Having different Scottish/ rUK corporation tax rates would also require having to run separate Scottish/ rUK books for life assurance and annuity business (sometimes referred to as BLAGAB) for pricing purposes (which is undertaken daily for unit linked business). BLAGAB products are taxed on
I-E profits with the shareholders’ share of those profits taxed at shareholders tax rate (currently 21%) with the balance taxed at policyholder tax rate (currently 20%). Maintaining separate books would be a substantial administrative burden.
Having different Scottish/ rUK pricing would significantly complicate products and their marketing. It could also result in some funds becoming too small to be viable – for example because of overheads or because it was no longer feasible to offer asset diversification or sufficient spreading of investment risk.

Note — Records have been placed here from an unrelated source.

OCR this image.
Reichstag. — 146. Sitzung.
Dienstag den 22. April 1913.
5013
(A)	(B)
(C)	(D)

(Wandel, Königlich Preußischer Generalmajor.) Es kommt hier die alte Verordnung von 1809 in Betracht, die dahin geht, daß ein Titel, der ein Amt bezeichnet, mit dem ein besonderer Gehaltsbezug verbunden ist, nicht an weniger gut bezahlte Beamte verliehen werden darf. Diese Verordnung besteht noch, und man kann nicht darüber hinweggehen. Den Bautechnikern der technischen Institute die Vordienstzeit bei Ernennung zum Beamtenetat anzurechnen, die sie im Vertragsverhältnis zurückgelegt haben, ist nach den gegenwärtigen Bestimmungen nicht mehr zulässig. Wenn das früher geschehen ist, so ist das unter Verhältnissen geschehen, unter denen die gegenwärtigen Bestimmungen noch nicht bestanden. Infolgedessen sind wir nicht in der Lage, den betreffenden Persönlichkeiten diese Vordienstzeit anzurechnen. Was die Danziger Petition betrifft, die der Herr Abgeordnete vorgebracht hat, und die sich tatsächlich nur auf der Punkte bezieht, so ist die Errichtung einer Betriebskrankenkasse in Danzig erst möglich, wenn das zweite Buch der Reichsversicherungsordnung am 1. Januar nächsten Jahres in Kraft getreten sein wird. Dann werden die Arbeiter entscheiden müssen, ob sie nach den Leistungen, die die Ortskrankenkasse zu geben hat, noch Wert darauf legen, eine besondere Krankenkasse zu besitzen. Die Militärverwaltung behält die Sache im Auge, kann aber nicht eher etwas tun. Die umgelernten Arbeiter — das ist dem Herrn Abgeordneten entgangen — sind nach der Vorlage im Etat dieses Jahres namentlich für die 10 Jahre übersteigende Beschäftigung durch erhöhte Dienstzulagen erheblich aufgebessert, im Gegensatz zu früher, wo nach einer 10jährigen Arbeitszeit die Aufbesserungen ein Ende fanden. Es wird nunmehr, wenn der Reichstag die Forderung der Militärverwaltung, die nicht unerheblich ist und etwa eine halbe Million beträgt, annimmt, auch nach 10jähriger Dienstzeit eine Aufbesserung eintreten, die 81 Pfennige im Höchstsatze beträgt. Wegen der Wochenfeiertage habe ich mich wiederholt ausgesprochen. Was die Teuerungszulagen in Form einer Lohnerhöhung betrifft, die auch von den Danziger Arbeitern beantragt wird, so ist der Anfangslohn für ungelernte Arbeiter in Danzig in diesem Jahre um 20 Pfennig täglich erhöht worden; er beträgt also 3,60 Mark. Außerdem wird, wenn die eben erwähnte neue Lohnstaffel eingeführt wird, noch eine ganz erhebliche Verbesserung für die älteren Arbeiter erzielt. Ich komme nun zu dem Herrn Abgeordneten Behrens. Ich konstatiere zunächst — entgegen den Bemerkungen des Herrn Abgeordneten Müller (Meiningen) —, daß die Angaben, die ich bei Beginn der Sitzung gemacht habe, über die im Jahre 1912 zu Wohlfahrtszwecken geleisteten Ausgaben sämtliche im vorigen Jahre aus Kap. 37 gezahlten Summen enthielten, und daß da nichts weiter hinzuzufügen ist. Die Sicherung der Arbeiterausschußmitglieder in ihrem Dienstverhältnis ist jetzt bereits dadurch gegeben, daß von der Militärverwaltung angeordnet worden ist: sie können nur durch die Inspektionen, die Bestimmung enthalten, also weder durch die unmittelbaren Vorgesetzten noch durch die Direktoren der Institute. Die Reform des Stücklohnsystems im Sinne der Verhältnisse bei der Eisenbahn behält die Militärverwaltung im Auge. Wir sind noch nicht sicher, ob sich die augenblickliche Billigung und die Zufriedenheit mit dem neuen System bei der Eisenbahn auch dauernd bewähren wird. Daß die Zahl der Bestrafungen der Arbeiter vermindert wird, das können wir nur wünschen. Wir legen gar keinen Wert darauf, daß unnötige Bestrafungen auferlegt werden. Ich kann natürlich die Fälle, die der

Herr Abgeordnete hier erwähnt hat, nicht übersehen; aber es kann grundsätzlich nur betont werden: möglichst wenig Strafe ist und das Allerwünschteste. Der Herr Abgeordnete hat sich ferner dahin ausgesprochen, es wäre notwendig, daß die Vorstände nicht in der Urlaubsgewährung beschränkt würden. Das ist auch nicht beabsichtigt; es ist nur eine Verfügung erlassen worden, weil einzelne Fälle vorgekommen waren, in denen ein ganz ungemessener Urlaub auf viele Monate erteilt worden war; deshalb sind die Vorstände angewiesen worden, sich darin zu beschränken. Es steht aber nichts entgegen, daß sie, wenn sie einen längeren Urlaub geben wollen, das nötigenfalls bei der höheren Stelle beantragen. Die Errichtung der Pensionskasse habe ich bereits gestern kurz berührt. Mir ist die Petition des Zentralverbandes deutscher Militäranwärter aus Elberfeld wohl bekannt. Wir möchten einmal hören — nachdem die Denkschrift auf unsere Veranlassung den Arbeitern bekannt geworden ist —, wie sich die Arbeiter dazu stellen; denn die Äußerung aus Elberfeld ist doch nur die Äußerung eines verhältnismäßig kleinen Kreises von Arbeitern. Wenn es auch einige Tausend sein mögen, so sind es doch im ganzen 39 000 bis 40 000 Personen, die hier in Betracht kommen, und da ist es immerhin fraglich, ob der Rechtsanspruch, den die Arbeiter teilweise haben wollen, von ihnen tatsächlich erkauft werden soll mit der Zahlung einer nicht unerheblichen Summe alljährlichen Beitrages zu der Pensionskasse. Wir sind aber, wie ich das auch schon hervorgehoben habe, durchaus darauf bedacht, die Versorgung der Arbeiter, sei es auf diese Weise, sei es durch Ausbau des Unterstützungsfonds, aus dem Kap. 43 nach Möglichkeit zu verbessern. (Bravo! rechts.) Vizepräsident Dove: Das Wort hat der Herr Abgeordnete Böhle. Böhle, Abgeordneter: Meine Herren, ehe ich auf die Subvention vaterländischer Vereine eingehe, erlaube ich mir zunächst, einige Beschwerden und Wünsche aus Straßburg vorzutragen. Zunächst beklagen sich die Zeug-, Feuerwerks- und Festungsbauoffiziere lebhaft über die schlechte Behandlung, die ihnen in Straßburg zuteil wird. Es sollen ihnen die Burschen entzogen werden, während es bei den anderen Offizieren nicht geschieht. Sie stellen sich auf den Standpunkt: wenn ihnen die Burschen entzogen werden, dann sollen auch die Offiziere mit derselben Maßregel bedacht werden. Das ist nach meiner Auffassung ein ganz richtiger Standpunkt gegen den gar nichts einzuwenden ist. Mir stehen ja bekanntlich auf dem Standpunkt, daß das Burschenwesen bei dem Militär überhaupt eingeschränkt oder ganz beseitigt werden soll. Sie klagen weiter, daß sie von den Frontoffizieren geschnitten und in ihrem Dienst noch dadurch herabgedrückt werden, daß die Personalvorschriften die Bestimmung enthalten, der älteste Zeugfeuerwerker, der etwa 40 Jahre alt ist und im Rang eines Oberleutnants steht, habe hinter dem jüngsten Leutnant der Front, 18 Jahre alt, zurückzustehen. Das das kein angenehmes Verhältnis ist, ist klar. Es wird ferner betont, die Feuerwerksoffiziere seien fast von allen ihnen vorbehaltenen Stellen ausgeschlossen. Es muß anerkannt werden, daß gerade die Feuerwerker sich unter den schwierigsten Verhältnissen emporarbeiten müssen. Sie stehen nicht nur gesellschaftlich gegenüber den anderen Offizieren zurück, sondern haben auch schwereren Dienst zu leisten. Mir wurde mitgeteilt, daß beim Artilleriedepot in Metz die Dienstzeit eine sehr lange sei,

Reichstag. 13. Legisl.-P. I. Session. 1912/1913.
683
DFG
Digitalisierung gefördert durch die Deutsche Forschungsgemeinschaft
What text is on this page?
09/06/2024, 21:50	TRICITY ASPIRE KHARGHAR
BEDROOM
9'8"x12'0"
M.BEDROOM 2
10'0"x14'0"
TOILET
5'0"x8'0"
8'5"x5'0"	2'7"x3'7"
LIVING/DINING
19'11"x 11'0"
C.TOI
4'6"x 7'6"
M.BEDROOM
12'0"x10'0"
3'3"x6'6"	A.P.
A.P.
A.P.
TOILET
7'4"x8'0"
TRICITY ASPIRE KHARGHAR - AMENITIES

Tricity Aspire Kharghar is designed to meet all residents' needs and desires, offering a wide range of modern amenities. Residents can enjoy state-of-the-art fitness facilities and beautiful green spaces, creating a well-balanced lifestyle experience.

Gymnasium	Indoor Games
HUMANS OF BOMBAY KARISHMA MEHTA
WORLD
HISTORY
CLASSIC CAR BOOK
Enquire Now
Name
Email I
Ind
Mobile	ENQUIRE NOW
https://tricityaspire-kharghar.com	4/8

It would also be necessary to identify separate Scottish/ rUK pension profits for tax purposes, albeit this shouldn’t impact the customer, being a shareholder matter.
We strongly oppose the devolution of corporation tax to the Scottish Parliament.
2.4 VAT
We understand that it would not be permitted under EU law to have different VAT rates or principles between Scotland and rUK. If this is incorrect, there would be implications for the way we price our products in reflection of our expense base.
2.5 Inheritance Tax
The financial services industry offers customers products designed specifically
to meet any IHT liability they may incur in future. If rates of IHT were to be different in Scotland, then the products would need adjusted accordingly. If the broader approach to IHT were different, the changes required would be more significant. This is not as significant an issue as differences in the pension product tax regime but would nevertheless require amendments to new and potentially existing products.
Product tax frameworks outside of pensions
By far the most important ‘product tax’ framework is that for pensions. We discuss this earlier. However, there are other tax frameworks which should also be considered. Examples include:
ISAs – these receive favourable tax treatment subject to contribution limits
Investment Bonds – these allow 5% of the initial investment to be withdrawn tax free each year
We strongly oppose devolving the power to amend tax frameworks at specific product level.
Social security benefits
It is common practice for income protection policies, which replace income in the event that an individual is (temporarily) unable to continue their / any occupation, to base the monthly claim value on a specified amount less what the individual receives from the state. If Scottish residents were entitled to a different amount of state benefit, this would need to be allowed for in policy terms and conditions and in claim calculations, leading to an increased administrative burden.
We hope our submission is helpful to the Smith Commission and would be very happy to discuss any aspect of our response further.